EPA proposes limits on common weedkiller

By Marc Heller | 12/19/2019 01:42 PM EST

EPA today proposed new restrictions on the use of the weedkiller atrazine, a widely used agricultural chemical.

A sign warns of pesticide use.

A sign warns of pesticide use. jetsandzeppelins/Flickr

EPA today proposed new restrictions on the use of the weedkiller atrazine, a widely used agricultural chemical.

But environmentalists say EPA’s plan weakens protections and would allow 50% more of the endocrine-disrupting herbicide linked to birth defects and cancer to end up in waterways.

Atrazine is one of the most commonly used herbicides in the United States. It is used on cultivated grass and a variety of crops. It’s used mostly on corn, sorghum and sugar cane, but farmers also apply it to wheat, guava, macadamia nuts and Christmas trees, among other crops.


In a proposed interim final rule, EPA said it would impose new requirements to minimize workers’ exposure to atrazine, including limiting applications on sod and reducing the amount combined with fertilizer.

EPA also announced that 10 pesticides would be newly approved for use on hemp — a crop that Congress legalized in the 2018 farm bill.

While the hemp treatments have been a priority for farm groups and the hemp industry, the atrazine regulations have sparked a long debate between agricultural and environmental groups that’s likely to endure.

The agency said it would also prohibit the application of atrazine in liquid form from airplanes, allowing it only in other forms. That would help reduce the risk of the pesticide drifting into other areas where it might imperil waterways or harm wildlife, or touch fields where farmers don’t want it applied.

"Collectively, these proposed mitigation measures and stewardship measures are expected to reduce overall ecological exposure and potential risk to non-target species," EPA said in its proposal.

"In evaluating potential risk mitigation for atrazine, the EPA considered the risks, the benefits, and the use pattern. Although there are potential risks of concern associated with the use of atrazine, with the adoption of the mitigation measures discussed in this section, any remaining potential worker and/or ecological risks are outweighed by the benefits associated with use of atrazine," EPA said.

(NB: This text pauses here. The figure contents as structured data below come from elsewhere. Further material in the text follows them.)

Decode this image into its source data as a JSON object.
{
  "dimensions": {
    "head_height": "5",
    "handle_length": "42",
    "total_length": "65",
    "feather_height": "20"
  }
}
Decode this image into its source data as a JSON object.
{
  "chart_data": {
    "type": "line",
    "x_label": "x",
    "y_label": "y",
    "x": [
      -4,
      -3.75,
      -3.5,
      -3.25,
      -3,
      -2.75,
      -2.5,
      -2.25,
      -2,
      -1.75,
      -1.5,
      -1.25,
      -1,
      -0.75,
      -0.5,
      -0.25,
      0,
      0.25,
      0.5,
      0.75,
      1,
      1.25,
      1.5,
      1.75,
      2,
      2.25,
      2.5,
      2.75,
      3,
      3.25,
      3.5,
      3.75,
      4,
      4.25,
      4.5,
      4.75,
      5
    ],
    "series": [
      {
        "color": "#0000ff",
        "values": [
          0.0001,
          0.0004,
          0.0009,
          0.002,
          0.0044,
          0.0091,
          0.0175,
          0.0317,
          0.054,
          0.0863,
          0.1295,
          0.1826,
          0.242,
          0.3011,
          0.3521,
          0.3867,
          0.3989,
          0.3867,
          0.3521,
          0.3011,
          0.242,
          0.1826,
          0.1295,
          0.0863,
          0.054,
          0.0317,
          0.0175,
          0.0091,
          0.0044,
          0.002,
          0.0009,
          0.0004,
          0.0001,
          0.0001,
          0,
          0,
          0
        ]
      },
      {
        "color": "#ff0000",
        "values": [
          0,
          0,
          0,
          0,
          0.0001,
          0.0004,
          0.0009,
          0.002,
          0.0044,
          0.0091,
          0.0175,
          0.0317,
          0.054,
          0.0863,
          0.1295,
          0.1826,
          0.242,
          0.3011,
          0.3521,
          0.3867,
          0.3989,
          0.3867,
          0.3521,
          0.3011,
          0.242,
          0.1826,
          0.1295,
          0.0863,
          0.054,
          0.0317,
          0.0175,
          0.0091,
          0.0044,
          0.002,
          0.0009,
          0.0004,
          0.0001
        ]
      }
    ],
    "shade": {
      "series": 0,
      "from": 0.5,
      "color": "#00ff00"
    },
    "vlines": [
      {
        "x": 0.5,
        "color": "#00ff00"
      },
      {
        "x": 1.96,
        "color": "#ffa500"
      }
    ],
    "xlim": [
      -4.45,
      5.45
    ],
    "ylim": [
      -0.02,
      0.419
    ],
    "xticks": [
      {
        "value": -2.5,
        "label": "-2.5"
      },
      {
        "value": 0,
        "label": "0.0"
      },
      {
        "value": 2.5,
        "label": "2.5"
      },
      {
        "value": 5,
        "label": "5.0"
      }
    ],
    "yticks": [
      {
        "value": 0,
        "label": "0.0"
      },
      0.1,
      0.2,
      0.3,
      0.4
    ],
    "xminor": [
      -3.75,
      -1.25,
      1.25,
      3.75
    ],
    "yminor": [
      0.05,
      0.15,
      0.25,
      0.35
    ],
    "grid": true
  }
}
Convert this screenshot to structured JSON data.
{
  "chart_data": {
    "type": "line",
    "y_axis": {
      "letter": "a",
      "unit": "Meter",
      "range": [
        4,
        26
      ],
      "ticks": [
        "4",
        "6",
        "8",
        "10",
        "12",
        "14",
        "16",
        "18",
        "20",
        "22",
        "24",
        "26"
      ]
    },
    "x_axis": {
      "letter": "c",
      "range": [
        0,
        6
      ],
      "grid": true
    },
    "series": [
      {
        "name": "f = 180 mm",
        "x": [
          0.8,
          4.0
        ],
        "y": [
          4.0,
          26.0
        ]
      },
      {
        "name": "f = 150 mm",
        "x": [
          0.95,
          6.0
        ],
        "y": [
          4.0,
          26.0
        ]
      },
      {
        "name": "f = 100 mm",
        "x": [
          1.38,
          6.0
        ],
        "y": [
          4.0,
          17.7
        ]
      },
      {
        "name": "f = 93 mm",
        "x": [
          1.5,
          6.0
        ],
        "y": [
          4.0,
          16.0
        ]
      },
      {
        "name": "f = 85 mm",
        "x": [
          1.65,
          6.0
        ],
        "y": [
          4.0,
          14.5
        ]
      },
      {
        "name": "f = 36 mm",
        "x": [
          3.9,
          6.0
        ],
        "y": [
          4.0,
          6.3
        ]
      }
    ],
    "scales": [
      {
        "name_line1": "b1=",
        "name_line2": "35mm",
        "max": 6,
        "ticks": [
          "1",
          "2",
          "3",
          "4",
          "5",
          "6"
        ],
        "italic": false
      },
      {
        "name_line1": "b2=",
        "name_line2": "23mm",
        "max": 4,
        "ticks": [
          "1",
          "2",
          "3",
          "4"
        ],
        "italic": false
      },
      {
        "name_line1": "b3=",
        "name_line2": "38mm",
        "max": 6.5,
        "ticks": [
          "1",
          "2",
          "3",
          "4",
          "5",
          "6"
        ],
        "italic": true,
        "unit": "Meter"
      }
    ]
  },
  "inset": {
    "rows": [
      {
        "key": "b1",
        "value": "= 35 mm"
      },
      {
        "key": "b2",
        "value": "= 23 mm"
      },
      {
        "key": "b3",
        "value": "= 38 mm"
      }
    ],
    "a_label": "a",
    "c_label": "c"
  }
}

The proposal is part of the agency’s regular registration review for atrazine. It also includes label changes regarding safe handling of the chemical, including updated language regarding use of gloves and respirators. EPA said it will take public comment for 60 days.

Farmers use about 72 million pounds a year to kill a variety of broadleaf and grassy weeds. Total acres treated have stayed about even recently, while the amount used per acre has declined, EPA said.

Farm groups say atrazine remains a critical tool for controlling weeds, and the Missouri Corn Growers Association called it "tremendously important" in an EPA news release.

Environmental groups such as the Center for Biological Diversity have pointed to bans on atrazine use in Europe and said EPA hasn’t properly consulted with other federal agencies regarding compliance with the Endangered Species Act.

"It’s absolutely shameful that while other countries are banning atrazine, the Trump administration is opening up the tap," said Nathan Donley, a scientist with CBD. "This disgusting backward step ignores decades of research and will inflict untold damage on people, wildlife and waters across the country."

Atrazine is particularly troubling in water supplies, CBD has said, and has been linked to human birth defects. Risks to wildlife are especially severe for frogs and other amphibians, according to the group. Those risks were spelled out in a draft risk assessment in 2016 and in the proposed rule today.

Risk to pollinators isn’t certain, EPA said, and officials proposed a new statement on labels: "This product is toxic to plants and may adversely impact the forage and habitat of non-target organisms, including pollinators, in areas adjacent to the treated site."

On pesticides for hemp, EPA said the approval of the 10 chemicals comes in time for farmers to use them on the 2020 crop. That’s been a priority for farm groups as well as for Senate Majority Leader Mitch McConnell (R-Ky.), the leading advocate in Congress for making industrial hemp legal to grow.

McConnell helped steer hemp legalization into the 2018 farm bill.